Closed gdmcbain closed 3 years ago
I think this shouldn't be a huge task to implement. I'll keep it in mind for future coding sessions.
Not a huge task to implement, no, but maybe there is a preliminary question to think about: ‘tagged subsets of elements’ nschloe/meshio#290.
The current skfem.Mesh.load
looks for a key 'gmsh:physical'
in the meshio_type
and bnd_type
entries of the .cell_data
attribute of the meshio.Mesh
. These are interpreted as one-dimensional integer arrays of length equal to the number of meshio_type
and bnd_type
cells specified in the meshio.Mesh.cells
.
However, the .subdomains
and .boundaries
attributes of a skfem.Mesh
are different; they're Dict[str, ndarray]
, with the terms of the ndarray
values being indices of meshio_type
or bnd_type
belonging to the subdomain or boundary.
These two kinds of representations:
are discussed in nschloe/meshio#175, nschloe/meshio#290, nschloe/meshio#347, …
The current behaviour of meshio.read
is mostly the way it is because at the time it was developed, the only format in which meshes were generated with subdomains and boundaries was Gmsh's MSH 2 and that used the {cell} → {subdomain} representation. Gmsh has since released a new format, MSH 4.1 #41 #129, which I think is actually supposed to work the other way, {subdomain} → {subset of cells}, although I haven't fully understood its concept of 'entity'. But when Gmsh suddenly started generating MSH 4.1 by default which nothing but itself could read, I hastily added a facility to meshio to read it, but to more or less coerce it into the same data-structure as previously used for MSH 2, This involves conversion from the second representation to the first, lossily, which leads to problems like nschloe/meshio#524 when subdomains or boundaries aren't mutually exclusive (something which makes sense in 'multiphysics' problems).
So I'm wondering whether it might be better to avoid that conversion and see whether (already or in the future) meshio
can hold and write something closer to .subdomains
and .boundaries
. But then the problem might be that either meshio won't reread those files as having subdomains or boundaries or won't put them into the (unfortunately named) 'gmsh:physical'
entries which will mean that they aren't recognized by skfem.importers.meshio.from_meshio
.
That Mesh.external
isn't populated on loading #268 means that that can't be used to reread the subdomains and boundaries (assuming they're not unravelled back into the 'gmsh:physical'
representation).
In recent work reading and writing XDMF nschloe/meshio#599 nschloe/meshio#600, I noticed a couple of interesting features of the format that might be useful here:
<Grid GridType="SubSet">
: These might be able to store skfem.Mesh.subdomains
.<Set>
Type="Cell"
: Another way to store subdomains?Type="Face"
: For skfem.Mesh.boundaries
?I don't think either are supported in meshio yet, but that can be fixed.
Other advanced mesh formats (MED, Exodus II, Silo, …?) might have something similar but I'm less familiar with them.
I think the XDMF Face corresponds to a scikit-fem facet and is indexed as the facet of a cell rather than in a global array of facets, but that can be worked with via the .f2t
and .t2f
attributes of a skfem.Mesh
. This might mean (except perhaps on initial import from Gmsh MSH 2) dispensing with separate lower dimensional elements for boundaries.
(I've been pondering a comment in nschloe/meshio#571: ‘The devil invented mixed topologies.’)
Currently there is the possibility to use skfem.io.json
which saves boundaries and named subdomains. Does it cater your needs or do you consider it necessary to save these also to external formats?
I was thinking of an external format, yes:
I think this is a desirable long-term goal.
I made efforts on the subdomains part in XDMF but met intransigence in nschloe/meshio#622. I haven't completely abandoned that proposal but wearying of the repeated rejection did experiment with pyexodus; that was just preliminary but did seem promising.

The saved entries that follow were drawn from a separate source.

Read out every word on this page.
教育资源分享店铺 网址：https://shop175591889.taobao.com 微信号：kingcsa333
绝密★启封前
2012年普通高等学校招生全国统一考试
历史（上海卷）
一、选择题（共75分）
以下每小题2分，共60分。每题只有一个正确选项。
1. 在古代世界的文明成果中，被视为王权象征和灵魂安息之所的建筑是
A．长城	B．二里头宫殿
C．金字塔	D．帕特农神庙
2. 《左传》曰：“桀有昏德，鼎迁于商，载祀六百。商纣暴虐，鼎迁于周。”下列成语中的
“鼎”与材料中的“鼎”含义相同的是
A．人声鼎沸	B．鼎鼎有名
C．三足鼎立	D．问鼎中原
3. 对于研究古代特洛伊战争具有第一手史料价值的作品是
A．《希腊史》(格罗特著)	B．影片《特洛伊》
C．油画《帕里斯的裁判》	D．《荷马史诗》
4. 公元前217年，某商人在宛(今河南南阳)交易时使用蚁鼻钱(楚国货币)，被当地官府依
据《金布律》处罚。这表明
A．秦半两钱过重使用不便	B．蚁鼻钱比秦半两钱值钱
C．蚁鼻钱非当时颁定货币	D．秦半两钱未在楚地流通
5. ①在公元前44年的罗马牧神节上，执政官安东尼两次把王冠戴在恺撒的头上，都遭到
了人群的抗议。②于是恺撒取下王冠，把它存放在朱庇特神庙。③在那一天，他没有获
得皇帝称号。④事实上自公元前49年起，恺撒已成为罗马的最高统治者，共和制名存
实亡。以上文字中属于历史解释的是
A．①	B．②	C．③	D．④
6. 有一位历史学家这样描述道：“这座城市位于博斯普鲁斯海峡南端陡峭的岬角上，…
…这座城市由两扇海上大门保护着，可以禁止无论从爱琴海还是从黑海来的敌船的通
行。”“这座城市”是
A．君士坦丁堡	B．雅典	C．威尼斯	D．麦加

I did have a different idea for this a while ago, if existing external formats proved too difficult. Leaning on another part of the Python standard library than JSON, I was looking at xdrlib, the idea being something as isomorphic as possible to skfem.io.json
but faster and with smaller files.
I got this idea from (libMesh/External packages/Utilities).
The XDR: External Data Representation Standard is a standard for the description and encoding of data. It is useful for transferring data between different computer architectures, and as such provides a very simple, portable approach for writing platform independent binary files. libMesh uses the Xdr class to provide a uniform interface to input/output operations for files in either XDR binary or ASCII text formats.
A minor hindrance with XDR and JSON is that they don't support numpy.ndarray
; it's not part of the standard library.
The thinking with pyexodus was probably not to wrap it for scikit-fem but to use it to learn how to save subdomains and boundaries (if indeed the Exodus format permits that) and then use the resulting Exodus files as examples for meshio, to see how much its Exodus writer and reader need extending.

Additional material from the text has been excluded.